Mark Berendsen is a research librarian at Galter Health Sciences Library, Feinberg School of Medicine, Northwestern University, Chicago, IL. He has worn several hats since joining Galter in 2002, holding the titles of education librarian, electronic services librarian, and interim head of collection management. In his current role, Berendsen collaborates with faculty, students, and library staff to produce high-quality systematic reviews and meta-analyses. He provides training related to the systematic review process and develops best practices for performing searches, organizing workflows, and documenting processes. Berendsen also acts as trials search coordinator for the Cochrane Heart Group US Satellite, which launched at Feinberg School of Medicine in September, 2013. He is a coauthor on three published systematic reviews and four in-process reviews.
Sarah Jewell has been a reference librarian at the Memorial Sloan Kettering Cancer Center (MSK) Library for the past six years. Since the fall of 2010, she has participated in ten systematic review teams as a coauthor (two have been published, others are in progress or are pending publication). As a reference librarian at MSK, she offers training in EndNote and on iPads, creates LibGuides on topics of interest, and serves as a clinical medical librarian to the Critical Care Department. Outside her MSK responsibilities, she teaches a course in medical informatics at Pratt Institute, serves as a co-newsletter editor of the New York-New Jersey Chapter of MLA newsletter, and is a coconvener of the Mobile Computing SIG at METRO Libraries.

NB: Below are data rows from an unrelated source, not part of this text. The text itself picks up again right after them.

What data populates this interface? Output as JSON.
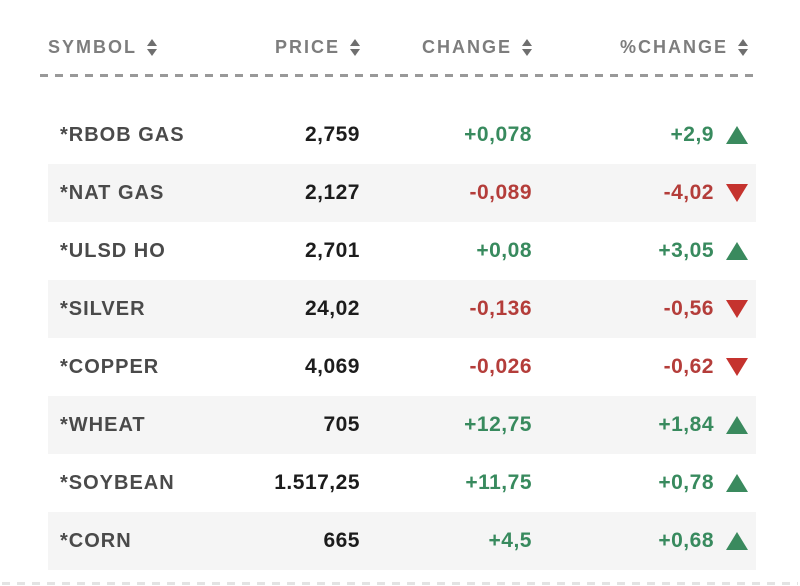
{
  "table": {
    "columns": [
      {
        "label": "SYMBOL",
        "sort_icon": "sort-arrows-icon"
      },
      {
        "label": "PRICE",
        "sort_icon": "sort-arrows-icon"
      },
      {
        "label": "CHANGE",
        "sort_icon": "sort-arrows-icon"
      },
      {
        "label": "%CHANGE",
        "sort_icon": "sort-arrows-icon"
      }
    ],
    "rows": [
      {
        "symbol": "*RBOB GAS",
        "price": "2,759",
        "change": "+0,078",
        "pct_change": "+2,9",
        "direction": "up"
      },
      {
        "symbol": "*NAT GAS",
        "price": "2,127",
        "change": "-0,089",
        "pct_change": "-4,02",
        "direction": "down"
      },
      {
        "symbol": "*ULSD HO",
        "price": "2,701",
        "change": "+0,08",
        "pct_change": "+3,05",
        "direction": "up"
      },
      {
        "symbol": "*SILVER",
        "price": "24,02",
        "change": "-0,136",
        "pct_change": "-0,56",
        "direction": "down"
      },
      {
        "symbol": "*COPPER",
        "price": "4,069",
        "change": "-0,026",
        "pct_change": "-0,62",
        "direction": "down"
      },
      {
        "symbol": "*WHEAT",
        "price": "705",
        "change": "+12,75",
        "pct_change": "+1,84",
        "direction": "up"
      },
      {
        "symbol": "*SOYBEAN",
        "price": "1.517,25",
        "change": "+11,75",
        "pct_change": "+0,78",
        "direction": "up"
      },
      {
        "symbol": "*CORN",
        "price": "665",
        "change": "+4,5",
        "pct_change": "+0,68",
        "direction": "up"
      }
    ]
  },
  "colors": {
    "up_text": "#388a5e",
    "down_text": "#b43d3a",
    "up_triangle": "#3a8a5e",
    "down_triangle": "#c5332e",
    "header_text": "#7d7d7d",
    "symbol_text": "#4a4a4a",
    "price_text": "#1c1c1c",
    "stripe_background": "#f5f5f5",
    "separator": "#999999"
  }
}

Joey Nicholson is the population health librarian and coordinator for systematic review services at New York University (NYU) Langone Medical Center. In his roles, he collaborates with researchers, students, and doctors in the Department of Population Health to conduct and complete systematic reviews and meta-analyses. He also helps mentor and guide the other librarians at NYU in offering systematic review support, including help negotiating with researchers, determination if projects will actually succeed, search strategy peer review, and small group instruction. Additionally, he co-teaches a semester-long course offered through the School of Medicine on systematic review and meta-analysis methods as part of a master's of science in clinical investigation.

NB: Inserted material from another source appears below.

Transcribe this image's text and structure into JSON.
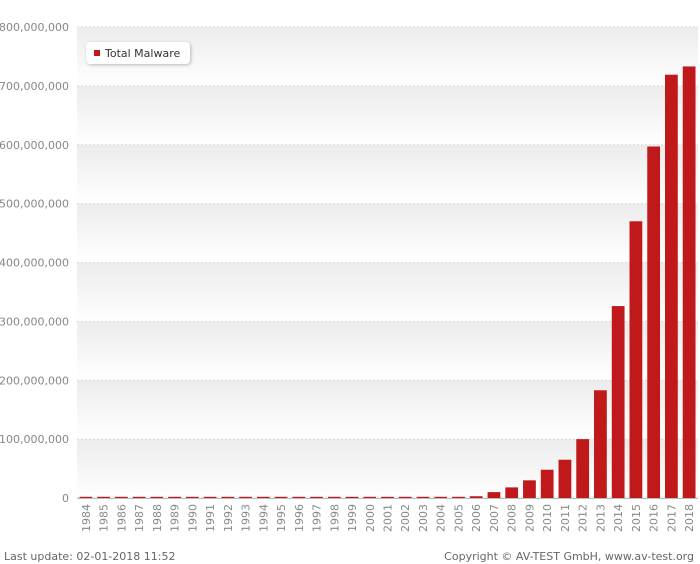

Shandra Protzko, AHIP, is the director of Library and Knowledge Services at National Jewish Health in Denver, Colorado. Beyond her managerial tasks, Protzko is committed to building partnerships between library staff and National Jewish Health research and clinical communities. She has a strong interest in practice guidelines projects to promote evidence-based practice and to advance publication and institutional recognition. Protzko received her master's of library science from the University of Illinois-Urbana-Champagne, and is member of the Academy of Health Information Professionals, MLA, and the Midwest Chapter of MLA.